The collective efforts of LGBT (lesbian, gay, bisexual, transgender) organizations in Turkey paid off and the UN (United Nations) Human Rights Committee issued its concluding observation on Turkey, covering discrimination against LGBT people.

The reports are a compliance review of the International Covenant on Civil and Political Rights (ICCPR), one of the core human-rights treaties that expand and enforce the UN’s founding principles.

Countries periodically go for review before the commissions, submitting their own official reports on human rights. These reports are supplemented by “shadow reports,” intended to shadow the official reports with anecdotal and experiential evidence collected by organizations.

Discrimination and Violence Against LGBTs Must Come to an End

The Committee requests Turkey to enact legislation on anti-discrimination and equality, ensuring that it includes a comprehensive prohibition of discrimination on all the grounds as set out in the Covenant, as well as the prohibition of discrimination on the basis of gender identity and sexual orientation. The State party should also ensure that reliable and public data is systematically collected on cases of discrimination and their treatment by the competent judicial authorities. The State party should therefore state clearly and officially that it does not tolerate any form of social stigmatization of homosexuality, bisexuality or transsexuality, or harassment of or discrimination or violence against persons because of their sexual orientation or gender identity. It should ensure the investigation, prosecution and punishment of any act of discrimination or violence motivated by the victim’s sexual orientation or gender identity.

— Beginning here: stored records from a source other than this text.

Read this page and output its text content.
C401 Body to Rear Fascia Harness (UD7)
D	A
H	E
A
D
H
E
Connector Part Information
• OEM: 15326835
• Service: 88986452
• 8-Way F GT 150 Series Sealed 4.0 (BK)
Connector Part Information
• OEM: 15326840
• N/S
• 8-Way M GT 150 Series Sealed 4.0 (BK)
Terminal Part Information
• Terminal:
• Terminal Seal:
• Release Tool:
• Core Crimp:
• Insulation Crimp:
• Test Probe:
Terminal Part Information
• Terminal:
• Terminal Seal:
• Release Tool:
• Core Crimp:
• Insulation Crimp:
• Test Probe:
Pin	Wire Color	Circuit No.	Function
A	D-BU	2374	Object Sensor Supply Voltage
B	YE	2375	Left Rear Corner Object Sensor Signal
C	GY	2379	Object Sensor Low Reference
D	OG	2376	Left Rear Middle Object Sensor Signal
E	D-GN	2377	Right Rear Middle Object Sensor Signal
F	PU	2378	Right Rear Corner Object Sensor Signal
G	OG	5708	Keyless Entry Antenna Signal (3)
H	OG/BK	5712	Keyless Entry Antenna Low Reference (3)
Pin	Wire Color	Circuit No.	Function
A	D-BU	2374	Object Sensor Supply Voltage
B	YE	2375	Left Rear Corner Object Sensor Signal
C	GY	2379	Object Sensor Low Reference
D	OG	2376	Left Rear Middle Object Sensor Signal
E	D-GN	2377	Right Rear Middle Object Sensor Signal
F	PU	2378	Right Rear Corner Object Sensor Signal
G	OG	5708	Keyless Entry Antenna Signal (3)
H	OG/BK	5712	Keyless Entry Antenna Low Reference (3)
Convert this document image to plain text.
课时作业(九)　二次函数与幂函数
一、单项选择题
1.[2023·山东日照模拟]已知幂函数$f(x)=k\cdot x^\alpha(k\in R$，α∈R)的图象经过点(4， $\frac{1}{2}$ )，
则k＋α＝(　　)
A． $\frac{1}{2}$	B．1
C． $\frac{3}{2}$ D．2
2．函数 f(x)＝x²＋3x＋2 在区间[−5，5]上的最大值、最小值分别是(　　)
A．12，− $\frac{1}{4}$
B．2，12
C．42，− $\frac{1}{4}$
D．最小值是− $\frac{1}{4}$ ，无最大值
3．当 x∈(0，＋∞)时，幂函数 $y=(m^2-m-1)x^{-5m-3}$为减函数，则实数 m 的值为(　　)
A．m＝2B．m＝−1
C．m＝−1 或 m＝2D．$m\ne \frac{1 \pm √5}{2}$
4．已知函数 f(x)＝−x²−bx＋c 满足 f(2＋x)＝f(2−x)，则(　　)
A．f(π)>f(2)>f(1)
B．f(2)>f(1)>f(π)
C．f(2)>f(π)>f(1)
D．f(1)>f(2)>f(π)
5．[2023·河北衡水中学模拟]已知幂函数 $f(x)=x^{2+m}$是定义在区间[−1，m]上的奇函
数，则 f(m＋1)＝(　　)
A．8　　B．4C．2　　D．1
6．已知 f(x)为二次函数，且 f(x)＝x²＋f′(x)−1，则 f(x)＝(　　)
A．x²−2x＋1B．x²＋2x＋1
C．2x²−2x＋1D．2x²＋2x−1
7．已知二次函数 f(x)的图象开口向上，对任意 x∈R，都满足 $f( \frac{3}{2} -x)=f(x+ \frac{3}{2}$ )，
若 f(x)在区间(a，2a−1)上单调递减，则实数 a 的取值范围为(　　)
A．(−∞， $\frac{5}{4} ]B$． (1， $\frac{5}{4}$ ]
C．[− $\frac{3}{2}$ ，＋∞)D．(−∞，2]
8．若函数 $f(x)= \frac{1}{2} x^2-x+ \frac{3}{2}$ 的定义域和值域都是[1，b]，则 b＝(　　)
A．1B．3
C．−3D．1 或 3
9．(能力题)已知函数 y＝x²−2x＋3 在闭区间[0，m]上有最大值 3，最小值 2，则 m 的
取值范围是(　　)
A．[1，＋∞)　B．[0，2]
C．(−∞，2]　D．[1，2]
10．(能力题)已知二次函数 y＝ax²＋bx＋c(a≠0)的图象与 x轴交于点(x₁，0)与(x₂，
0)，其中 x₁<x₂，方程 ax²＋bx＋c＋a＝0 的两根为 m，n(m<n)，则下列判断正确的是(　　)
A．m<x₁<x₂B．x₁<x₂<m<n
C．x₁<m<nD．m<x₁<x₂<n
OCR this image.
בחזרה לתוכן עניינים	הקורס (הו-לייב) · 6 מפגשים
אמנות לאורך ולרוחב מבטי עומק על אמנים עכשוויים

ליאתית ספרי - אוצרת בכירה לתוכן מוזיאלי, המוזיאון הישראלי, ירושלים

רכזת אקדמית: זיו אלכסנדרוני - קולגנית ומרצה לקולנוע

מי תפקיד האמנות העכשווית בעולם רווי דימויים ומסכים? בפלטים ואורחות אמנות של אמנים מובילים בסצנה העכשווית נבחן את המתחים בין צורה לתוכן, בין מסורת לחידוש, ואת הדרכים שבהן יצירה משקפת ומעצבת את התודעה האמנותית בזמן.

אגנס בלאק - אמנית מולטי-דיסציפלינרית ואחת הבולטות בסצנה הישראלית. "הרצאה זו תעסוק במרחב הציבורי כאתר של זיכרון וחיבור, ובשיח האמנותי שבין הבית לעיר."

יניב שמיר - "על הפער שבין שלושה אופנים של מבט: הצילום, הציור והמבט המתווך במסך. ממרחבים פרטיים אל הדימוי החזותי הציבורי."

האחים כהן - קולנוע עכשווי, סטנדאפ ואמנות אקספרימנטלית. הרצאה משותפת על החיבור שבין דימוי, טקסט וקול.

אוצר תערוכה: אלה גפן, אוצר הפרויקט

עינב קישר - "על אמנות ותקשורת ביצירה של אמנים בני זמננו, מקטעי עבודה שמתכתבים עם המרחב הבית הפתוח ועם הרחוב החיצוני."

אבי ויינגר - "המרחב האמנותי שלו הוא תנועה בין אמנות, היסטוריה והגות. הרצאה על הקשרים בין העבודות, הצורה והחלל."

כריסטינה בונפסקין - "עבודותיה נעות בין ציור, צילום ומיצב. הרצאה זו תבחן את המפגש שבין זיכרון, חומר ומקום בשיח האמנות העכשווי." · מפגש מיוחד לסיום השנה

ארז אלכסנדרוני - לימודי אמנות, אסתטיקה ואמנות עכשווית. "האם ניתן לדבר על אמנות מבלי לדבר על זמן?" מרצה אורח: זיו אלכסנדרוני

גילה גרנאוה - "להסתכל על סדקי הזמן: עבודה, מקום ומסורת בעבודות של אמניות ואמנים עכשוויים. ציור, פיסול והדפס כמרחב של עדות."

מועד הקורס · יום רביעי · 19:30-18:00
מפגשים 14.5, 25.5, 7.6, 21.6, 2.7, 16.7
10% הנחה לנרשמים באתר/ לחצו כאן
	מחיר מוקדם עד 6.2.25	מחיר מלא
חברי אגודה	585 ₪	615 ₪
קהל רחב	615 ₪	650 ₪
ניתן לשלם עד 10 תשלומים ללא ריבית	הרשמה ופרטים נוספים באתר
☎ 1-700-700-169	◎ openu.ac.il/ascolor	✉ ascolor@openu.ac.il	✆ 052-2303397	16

From Right to Enjoy Your Own Language to Conscientious Objection

The remarks made by the Committee showcases Turkish history and political struggles in short. Along with the LGBT issue, The Committee is also concerned about the discrimination and the restrictions suffered by members of minorities, such as the Kurds and the Roma, affecting their right to enjoy their own culture and use their own language, that families of victims of enforced disappearance in the 1980s and 1990s still do not know the whereabouts of their loved ones, the de facto reduction of sentences for perpetrators of “honour killings”, torture and ill-treatment by public officials, vagueness of the definition of a terrorist act, the widespread use of lengthy pre-trial detention, vagueness of the definition of “illegal organizations”, the restrictions imposed on Muslim communities as well as non-Muslim religious communities, that conscientious objection to military service has not been recognized by the State party and that human rights defenders and media professionals continue to be subjected to convictions for the exercise of their profession.

What Will Come Next?

In accordance with rule 71, paragraph 5, of the Committee’s rules of procedure, the State party should provide, within one year, relevant information on its implementation of the Committee’s recommendations regarding discrimination and violence against LGBT people, “honor killings” and conscientious objection.

The Committee requests the State party, in its next periodic report, due to be submitted on 31 October 2016, to provide, specific, up-to-date information on all its recommendations and on the Covenant as a whole.